Anéantie par cette terrible nouvelle, Juliette suit péniblement Serge jusqu’au hall principal et se place devant l’une des larges fenêtres grandes ouvertes pour permettre aux familles de se voir quelques minutes et de se crier quelques mots. Elle aperçoit Charlotte, tenue à l’écart de l’établissement par des barrières. « Chacha !!! Chacha !!! » Juliette crie le nom de sa fille désespérément en délaissant son rollator pour s’agripper à la rambarde de la fenêtre. Derrière elle, elle entend les pleurs et les plaintes des pensionnaires privés comme elle d’une visite de leurs enfants ou petits-enfants. A l’extérieur, une jeune maman console son petit garçon qui se cramponne à ses jambes en criant « Je ne veux pas que ma mamie soit morte ! Je veux voir mamie !!! Pourquoi je n’ai pas le droit de lui donner le dessin que j’ai fait pour elle ? Je veux voir ma mamiiiiie ! » La directrice tente de rétablir le calme autant qu’elle peut et promet que tout est mis en œuvre pour que les résidents soient protégés du virus. Restant professionnelle sans pour autant parvenir à cacher son émotion, elle enjoint ensuite les visiteurs éconduits à se retirer.
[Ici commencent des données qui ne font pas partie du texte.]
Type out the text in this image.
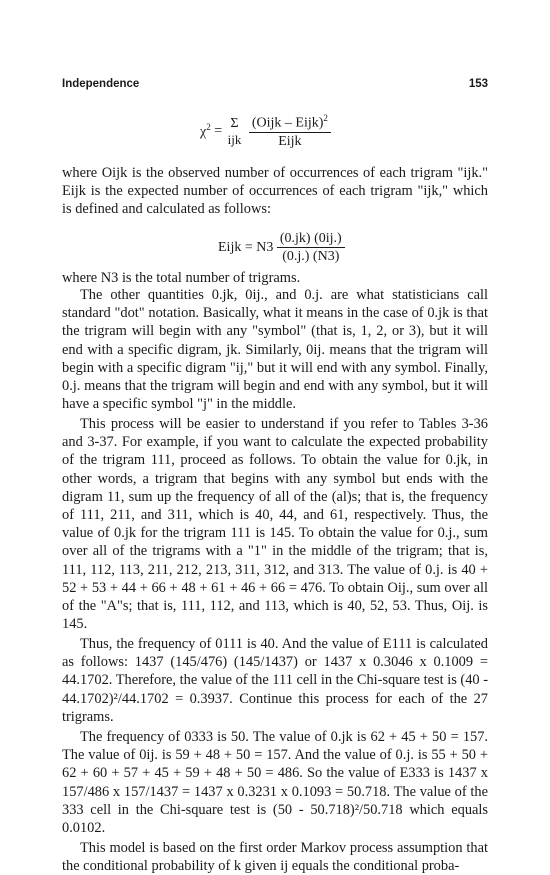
Independence	153
$\chi^2$ =
Σ
ijk
$\frac{(Oijk - Eijk)^2}{\text{Eijk}}$

where Oijk is the observed number of occurrences of each trigram "ijk." Eijk is the expected number of occurrences of each trigram "ijk," which is defined and calculated as follows:

Eijk = $N3 \frac{(0.jk) (0ij.)}{(0.j.) (N3)}$

where N3 is the total number of trigrams.

The other quantities 0.jk, 0ij., and 0.j. are what statisticians call standard "dot" notation. Basically, what it means in the case of 0.jk is that the trigram will begin with any "symbol" (that is, 1, 2, or 3), but it will end with a specific digram, jk. Similarly, 0ij. means that the trigram will begin with a specific digram "ij," but it will end with any symbol. Finally, 0.j. means that the trigram will begin and end with any symbol, but it will have a specific symbol "j" in the middle.

This process will be easier to understand if you refer to Tables 3-36 and 3-37. For example, if you want to calculate the expected probability of the trigram 111, proceed as follows. To obtain the value for 0.jk, in other words, a trigram that begins with any symbol but ends with the digram 11, sum up the frequency of all of the (al)s; that is, the frequency of 111, 211, and 311, which is 40, 44, and 61, respectively. Thus, the value of 0.jk for the trigram 111 is 145. To obtain the value for 0.j., sum over all of the trigrams with a "1" in the middle of the trigram; that is, 111, 112, 113, 211, 212, 213, 311, 312, and 313. The value of 0.j. is 40 + 52 + 53 + 44 + 66 + 48 + 61 + 46 + 66 = 476. To obtain Oij., sum over all of the "A"s; that is, 111, 112, and 113, which is 40, 52, 53. Thus, Oij. is 145.

Thus, the frequency of 0111 is 40. And the value of E111 is calculated as follows: 1437 (145/476) (145/1437) or 1437 x 0.3046 x 0.1009 = 44.1702. Therefore, the value of the 111 cell in the Chi-square test is (40 - 44.1702)²/44.1702 = 0.3937. Continue this process for each of the 27 trigrams.

The frequency of 0333 is 50. The value of 0.jk is 62 + 45 + 50 = 157. The value of 0ij. is 59 + 48 + 50 = 157. And the value of 0.j. is 55 + 50 + 62 + 60 + 57 + 45 + 59 + 48 + 50 = 486. So the value of E333 is 1437 x 157/486 x 157/1437 = 1437 x 0.3231 x 0.1093 = 50.718. The value of the 333 cell in the Chi-square test is (50 - 50.718)²/50.718 which equals 0.0102.

This model is based on the first order Markov process assumption that the conditional probability of k given ij equals the conditional proba-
Quelques heures plus tard, les résidents, rassemblés dans le réfectoire pour le dîner, attendent l’élocution de la directrice. Les discussions inquiètes et les sanglots résonnent dans la pièce lorsque celle-ci entre accompagnée de l’équipe des aides de vie. Imposant le silence, elle expose alors le fait qu’il est dorénavant interdit de recevoir des visites et qu’il sera peut-être bientôt question d’interdire les rassemblements de résidents au sein de l’établissement. Des exclamations fusent ici et là. Assise près de Juliette, Claudette est pétrifiée et serre la main de son amie dans un geste plus éloquent que tout un discours. La directrice annonce alors qu’elle doit annoncer aux pensionnaires une triste nouvelle : Nanon, une octogénaire adorable occupant une chambre médicalisée du bâtiment C, est hospitalisée dans un état critique depuis la veille. Elle engage chacune et chacun à se rencontrer les uns les autres le plus rarement possible et à éviter les salles communes. Les repas seront d’ailleurs distribués dans les appartements et les chambres à partir du milieu de la semaine suivante.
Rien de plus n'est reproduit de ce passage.